No setor segurador, o TCoR apresenta um enorme potencial como métrica estratégica. Tal como ocorre nas empresas não financeiras, ele permite às empresas de seguros:

  • Avaliar o custo total do risco;
  • Incorporar nas suas análises os riscos não capturados na modelização quantitativa;
  • Estabelecer uma ligação direta entre gestão integrada de riscos, desempenho financeiro ajustado ao risco e solvência.

Ao adotar esta abordagem, as empresas de seguros promovem uma visão abrangente do desempenho financeiro ajustado ao risco, outra métrica crucial na gestão de riscos. De facto, o Retorno Ajustado ao Risco sobre o Capital (RAROC, na sigla em inglês) avalia a rentabilidade ajustada ao risco, sendo uma ferramenta indispensável para decisões informadas sobre alocação eficiente do capital, otimização de recursos e decisões estratégicas de negócio. Quando combinado com o custo de capital, o RAROC permite às empresas de seguros equilibrar a rentabilidade esperada aos riscos assumidos, promovendo a sustentabilidade financeira a médio e longo prazos. Além disso, ao incorporar o conceito de Economic Value Added (EVA), as empresas de seguros conseguem medir de forma mais precisa o valor económico gerado ajustado ao risco após a dedução do custo de capital, reforçando o compromisso com a criação de valor acrescentado para todos os stakeholders, incluindo, desde logo, os acionistas.

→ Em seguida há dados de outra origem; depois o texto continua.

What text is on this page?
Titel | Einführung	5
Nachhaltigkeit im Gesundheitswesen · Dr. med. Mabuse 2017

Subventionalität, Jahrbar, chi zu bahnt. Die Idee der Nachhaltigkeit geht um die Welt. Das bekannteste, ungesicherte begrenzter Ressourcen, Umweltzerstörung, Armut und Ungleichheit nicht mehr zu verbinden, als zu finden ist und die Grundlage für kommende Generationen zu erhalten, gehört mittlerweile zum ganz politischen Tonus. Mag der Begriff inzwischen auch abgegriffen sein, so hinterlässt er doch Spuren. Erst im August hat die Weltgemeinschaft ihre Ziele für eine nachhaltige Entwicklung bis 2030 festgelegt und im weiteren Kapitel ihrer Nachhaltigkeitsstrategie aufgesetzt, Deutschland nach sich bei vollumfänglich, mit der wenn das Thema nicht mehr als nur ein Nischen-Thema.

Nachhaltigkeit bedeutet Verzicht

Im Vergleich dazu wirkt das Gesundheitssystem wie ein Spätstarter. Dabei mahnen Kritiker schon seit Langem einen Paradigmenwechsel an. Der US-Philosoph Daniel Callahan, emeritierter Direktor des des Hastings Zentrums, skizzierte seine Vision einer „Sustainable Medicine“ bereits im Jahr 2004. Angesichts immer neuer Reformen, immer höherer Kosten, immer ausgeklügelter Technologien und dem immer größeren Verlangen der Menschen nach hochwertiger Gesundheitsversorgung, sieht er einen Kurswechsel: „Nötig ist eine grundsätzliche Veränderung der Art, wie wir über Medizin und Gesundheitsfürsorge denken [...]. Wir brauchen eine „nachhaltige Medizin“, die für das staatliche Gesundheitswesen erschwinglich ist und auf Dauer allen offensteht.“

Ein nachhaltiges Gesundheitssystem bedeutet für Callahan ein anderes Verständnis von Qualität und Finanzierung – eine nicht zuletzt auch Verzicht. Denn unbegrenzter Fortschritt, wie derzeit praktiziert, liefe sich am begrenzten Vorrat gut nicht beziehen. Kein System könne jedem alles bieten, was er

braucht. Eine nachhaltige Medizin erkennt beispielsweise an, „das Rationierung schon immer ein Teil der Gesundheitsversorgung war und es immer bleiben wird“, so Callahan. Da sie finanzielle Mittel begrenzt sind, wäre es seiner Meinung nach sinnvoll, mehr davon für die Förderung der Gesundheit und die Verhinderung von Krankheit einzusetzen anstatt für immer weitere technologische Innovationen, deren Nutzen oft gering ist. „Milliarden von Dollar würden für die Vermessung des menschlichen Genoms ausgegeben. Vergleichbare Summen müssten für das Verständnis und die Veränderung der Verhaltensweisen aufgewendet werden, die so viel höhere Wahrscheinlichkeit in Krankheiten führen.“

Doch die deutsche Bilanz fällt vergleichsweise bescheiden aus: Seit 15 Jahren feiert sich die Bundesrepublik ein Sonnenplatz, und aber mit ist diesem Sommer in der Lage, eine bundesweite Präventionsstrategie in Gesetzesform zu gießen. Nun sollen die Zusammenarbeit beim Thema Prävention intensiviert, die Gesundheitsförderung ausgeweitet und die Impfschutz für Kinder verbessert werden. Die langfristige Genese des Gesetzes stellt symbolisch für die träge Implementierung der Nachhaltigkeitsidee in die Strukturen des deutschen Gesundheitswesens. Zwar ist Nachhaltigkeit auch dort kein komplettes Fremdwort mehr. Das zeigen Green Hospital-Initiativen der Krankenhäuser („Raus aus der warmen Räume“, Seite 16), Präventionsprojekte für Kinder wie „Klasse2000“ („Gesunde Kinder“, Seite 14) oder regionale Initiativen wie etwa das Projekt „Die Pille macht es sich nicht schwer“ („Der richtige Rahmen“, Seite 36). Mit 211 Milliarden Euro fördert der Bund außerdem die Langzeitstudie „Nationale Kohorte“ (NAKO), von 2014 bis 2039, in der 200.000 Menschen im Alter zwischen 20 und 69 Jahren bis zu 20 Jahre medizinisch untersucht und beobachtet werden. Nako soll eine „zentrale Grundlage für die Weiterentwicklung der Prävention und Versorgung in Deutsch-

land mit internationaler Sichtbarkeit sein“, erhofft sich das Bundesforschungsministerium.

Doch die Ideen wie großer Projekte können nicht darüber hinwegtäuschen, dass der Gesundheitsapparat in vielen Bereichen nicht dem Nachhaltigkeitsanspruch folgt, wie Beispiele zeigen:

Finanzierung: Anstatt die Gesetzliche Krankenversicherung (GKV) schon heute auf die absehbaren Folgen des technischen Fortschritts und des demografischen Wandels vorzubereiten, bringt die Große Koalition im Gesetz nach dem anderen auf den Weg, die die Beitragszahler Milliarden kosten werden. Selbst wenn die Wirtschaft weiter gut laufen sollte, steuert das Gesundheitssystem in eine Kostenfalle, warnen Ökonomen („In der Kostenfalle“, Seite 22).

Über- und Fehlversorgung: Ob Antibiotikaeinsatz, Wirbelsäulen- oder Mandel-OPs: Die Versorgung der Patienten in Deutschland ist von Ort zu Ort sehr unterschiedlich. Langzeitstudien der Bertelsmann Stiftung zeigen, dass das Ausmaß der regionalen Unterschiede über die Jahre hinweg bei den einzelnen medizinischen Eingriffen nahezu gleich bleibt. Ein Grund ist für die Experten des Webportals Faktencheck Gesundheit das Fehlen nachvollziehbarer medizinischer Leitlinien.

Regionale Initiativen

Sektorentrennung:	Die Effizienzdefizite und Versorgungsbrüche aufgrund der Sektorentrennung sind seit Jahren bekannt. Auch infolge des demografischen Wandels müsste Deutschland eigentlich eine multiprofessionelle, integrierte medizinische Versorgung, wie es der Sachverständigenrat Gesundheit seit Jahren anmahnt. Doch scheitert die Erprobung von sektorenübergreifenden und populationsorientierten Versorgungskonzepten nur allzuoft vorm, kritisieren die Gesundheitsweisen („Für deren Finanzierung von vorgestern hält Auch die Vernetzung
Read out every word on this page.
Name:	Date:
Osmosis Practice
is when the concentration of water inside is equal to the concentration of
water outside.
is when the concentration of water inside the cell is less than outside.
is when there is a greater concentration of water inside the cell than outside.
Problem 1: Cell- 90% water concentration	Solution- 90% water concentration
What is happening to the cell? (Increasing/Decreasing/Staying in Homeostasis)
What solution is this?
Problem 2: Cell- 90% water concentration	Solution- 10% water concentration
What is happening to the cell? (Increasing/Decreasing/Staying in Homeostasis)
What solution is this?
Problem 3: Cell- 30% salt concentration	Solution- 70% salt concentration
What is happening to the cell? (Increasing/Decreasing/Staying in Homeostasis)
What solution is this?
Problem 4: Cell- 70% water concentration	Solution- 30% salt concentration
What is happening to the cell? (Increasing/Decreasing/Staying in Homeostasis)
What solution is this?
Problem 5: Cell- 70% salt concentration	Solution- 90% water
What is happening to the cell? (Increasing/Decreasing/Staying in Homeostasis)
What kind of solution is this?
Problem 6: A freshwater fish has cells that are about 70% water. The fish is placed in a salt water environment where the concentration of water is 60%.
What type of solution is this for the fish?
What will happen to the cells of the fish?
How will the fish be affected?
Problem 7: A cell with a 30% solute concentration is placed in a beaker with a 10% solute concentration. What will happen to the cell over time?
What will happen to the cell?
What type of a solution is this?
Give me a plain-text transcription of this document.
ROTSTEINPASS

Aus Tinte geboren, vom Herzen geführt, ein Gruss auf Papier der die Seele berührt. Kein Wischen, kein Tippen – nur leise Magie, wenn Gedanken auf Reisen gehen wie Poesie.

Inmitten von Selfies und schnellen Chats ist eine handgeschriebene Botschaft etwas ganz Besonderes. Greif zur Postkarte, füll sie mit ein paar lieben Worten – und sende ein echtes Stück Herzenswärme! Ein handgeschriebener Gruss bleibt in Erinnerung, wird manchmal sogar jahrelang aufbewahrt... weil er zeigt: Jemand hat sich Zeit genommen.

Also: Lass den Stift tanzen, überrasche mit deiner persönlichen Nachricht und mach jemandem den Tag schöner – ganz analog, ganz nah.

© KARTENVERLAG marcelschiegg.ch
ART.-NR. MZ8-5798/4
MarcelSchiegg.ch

Enquanto os indicadores tradicionais continuam a ser pilares essenciais da gestão de riscos no setor segurador, a verdadeira transformação começa quando a gestão se questiona: Estamos a medir apenas o que é visível, ou estamos também a antecipar o impacto do que ainda não conseguimos modelizar? Repensar os paradigmas de gestão de risco é não apenas uma oportunidade, mas uma necessidade estratégica para assegurar a resiliência e o valor sustentável num futuro crescentemente incerto!